Fresh last month’s trade visit to China, Walker believes a deal between the two nations can be brokered before the tariffs take effect. “I think there’s a deal to be made. I really do. And I think Alaska could likely be a part of the deal,” he said.
Walker said he and Mallott also sent a message to the White House, calling for an end the practice of separating children from their parents at the U.S./Mexico border. The Congressional Delegation has spoken out as well. Walker called the separations “intolerable.” Mallott spoke to the history of Alaska Native children being separated from their parents to attend boarding school.
“I was one of those and as a young person, you don’t think about the anguish and grief that just had to have caused your parents. Now to reflect upon it, it almost takes me to my knees. So I understand fully what’s at stake here,” Mallott said.
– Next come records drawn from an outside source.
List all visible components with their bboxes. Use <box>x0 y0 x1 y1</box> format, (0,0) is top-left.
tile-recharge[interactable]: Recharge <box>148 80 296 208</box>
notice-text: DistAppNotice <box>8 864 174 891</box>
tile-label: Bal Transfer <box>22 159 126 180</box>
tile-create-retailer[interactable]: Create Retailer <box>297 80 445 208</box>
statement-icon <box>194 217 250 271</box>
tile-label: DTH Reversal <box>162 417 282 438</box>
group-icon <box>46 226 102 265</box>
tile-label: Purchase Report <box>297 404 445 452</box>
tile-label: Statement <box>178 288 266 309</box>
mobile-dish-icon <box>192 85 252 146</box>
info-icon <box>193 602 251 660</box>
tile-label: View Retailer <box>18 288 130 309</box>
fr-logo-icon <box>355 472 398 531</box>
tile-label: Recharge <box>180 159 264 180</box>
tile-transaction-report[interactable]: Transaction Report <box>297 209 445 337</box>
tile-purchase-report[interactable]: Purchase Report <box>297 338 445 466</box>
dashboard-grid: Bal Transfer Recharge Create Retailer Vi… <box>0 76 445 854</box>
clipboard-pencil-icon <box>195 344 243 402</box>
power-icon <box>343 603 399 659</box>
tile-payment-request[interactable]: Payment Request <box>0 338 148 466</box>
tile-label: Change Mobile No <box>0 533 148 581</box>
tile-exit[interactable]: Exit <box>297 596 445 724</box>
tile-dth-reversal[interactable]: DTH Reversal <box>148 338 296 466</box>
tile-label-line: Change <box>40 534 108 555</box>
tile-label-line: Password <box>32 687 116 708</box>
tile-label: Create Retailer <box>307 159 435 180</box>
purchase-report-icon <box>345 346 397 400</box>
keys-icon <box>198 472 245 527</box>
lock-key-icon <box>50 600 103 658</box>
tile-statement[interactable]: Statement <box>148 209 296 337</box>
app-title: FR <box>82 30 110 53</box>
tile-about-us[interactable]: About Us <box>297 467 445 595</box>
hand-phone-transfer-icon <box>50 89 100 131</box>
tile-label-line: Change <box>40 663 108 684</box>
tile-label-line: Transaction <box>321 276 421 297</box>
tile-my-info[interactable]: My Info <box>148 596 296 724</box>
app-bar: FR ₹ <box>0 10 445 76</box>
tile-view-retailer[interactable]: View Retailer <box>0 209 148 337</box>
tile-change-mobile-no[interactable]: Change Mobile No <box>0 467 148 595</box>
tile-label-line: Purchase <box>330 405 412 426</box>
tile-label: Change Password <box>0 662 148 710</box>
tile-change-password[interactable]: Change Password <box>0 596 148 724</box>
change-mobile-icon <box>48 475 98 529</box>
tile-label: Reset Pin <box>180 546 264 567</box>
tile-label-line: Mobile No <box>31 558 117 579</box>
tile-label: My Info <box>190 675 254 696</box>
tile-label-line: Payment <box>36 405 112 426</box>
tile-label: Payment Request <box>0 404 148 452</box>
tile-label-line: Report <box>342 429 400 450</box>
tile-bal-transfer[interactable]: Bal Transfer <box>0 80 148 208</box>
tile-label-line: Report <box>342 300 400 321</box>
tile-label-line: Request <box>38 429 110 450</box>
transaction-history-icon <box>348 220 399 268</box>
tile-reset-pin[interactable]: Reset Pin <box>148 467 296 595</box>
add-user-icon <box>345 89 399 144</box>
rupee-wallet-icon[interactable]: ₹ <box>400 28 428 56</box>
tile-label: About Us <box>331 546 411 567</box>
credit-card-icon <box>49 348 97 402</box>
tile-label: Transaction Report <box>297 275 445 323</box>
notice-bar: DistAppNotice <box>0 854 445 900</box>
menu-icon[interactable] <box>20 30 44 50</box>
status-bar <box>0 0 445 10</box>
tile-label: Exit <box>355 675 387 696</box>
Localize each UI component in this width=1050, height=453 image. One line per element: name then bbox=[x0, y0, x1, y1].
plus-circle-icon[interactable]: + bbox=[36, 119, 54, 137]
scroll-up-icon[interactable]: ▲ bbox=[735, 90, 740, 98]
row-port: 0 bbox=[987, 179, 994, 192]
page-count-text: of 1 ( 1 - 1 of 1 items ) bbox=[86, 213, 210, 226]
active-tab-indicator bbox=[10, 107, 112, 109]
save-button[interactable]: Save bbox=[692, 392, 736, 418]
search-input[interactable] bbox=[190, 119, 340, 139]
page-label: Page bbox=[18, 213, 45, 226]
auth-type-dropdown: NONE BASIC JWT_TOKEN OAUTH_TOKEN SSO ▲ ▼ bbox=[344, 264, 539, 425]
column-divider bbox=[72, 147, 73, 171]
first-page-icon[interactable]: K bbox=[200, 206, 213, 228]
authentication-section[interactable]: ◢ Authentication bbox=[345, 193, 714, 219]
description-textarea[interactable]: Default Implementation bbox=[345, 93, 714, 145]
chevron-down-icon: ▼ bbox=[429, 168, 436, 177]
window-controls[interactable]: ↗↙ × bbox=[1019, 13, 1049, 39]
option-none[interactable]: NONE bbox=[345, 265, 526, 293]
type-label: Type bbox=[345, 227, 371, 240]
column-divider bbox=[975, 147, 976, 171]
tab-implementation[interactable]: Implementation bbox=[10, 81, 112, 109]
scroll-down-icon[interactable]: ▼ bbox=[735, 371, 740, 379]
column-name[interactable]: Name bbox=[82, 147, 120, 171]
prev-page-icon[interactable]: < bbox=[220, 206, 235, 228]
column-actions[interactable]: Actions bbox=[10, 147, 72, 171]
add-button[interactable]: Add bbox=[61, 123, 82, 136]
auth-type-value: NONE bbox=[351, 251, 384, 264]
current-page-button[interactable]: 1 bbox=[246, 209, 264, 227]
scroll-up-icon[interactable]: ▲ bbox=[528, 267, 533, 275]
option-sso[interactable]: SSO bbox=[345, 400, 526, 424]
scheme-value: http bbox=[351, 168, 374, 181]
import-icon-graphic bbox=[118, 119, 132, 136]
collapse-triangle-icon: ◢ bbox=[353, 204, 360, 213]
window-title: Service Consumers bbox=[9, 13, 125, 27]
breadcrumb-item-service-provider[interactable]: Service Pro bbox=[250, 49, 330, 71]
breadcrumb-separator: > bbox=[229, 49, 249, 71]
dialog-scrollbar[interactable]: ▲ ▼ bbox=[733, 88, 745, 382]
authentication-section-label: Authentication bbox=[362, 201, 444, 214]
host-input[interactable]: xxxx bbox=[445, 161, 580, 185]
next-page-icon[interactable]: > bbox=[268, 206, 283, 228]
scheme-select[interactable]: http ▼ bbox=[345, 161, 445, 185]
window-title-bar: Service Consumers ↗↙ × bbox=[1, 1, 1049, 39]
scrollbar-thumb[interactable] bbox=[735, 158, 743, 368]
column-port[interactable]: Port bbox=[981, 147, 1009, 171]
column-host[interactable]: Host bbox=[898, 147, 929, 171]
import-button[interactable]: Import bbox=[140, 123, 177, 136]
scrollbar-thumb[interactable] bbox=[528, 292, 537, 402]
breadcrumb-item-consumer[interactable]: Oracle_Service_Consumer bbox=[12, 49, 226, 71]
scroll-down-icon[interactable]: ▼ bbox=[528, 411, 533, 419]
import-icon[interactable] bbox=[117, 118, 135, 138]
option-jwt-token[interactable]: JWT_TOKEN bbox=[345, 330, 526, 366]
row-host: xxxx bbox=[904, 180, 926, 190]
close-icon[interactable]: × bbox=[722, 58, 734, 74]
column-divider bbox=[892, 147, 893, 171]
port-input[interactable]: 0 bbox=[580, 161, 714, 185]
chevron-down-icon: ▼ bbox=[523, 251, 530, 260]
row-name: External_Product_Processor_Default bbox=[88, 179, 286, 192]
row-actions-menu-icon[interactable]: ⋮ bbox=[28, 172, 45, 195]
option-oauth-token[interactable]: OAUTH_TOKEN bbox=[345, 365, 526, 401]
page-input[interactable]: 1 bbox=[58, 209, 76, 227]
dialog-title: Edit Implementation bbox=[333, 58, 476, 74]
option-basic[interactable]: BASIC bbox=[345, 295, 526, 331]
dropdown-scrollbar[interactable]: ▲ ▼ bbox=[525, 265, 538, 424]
Walker listens intently to Mallott talk about this. The two men had an usual road to statewide public office, merging on an independent ticket in 2014. They speak in turns about the tough choices they’ve had to make and how their professional relationship has only grown. Walker said, “We chose each other. We weren’t an arranged marriage as a result of an election or a primary. We chose each other and we remain that way.”
They’re entering this election season with the raceway crowded. Former Senator Mark Begich filed to run as a Democrat, which means voters will have choices on the left and the right — led by former Lieutenant Governor Mead Treadwell and former state senator Mike Dunleavy. As an independent, Walker said they’ll have to work harder to win a three-way race. But his strategy is to shoot down the middle with a bipartisan message. He said, “We’ll continue to be who we are.”
An earlier version of this story said there were two dozen troll vessels in the water. That number was closer to three dozen.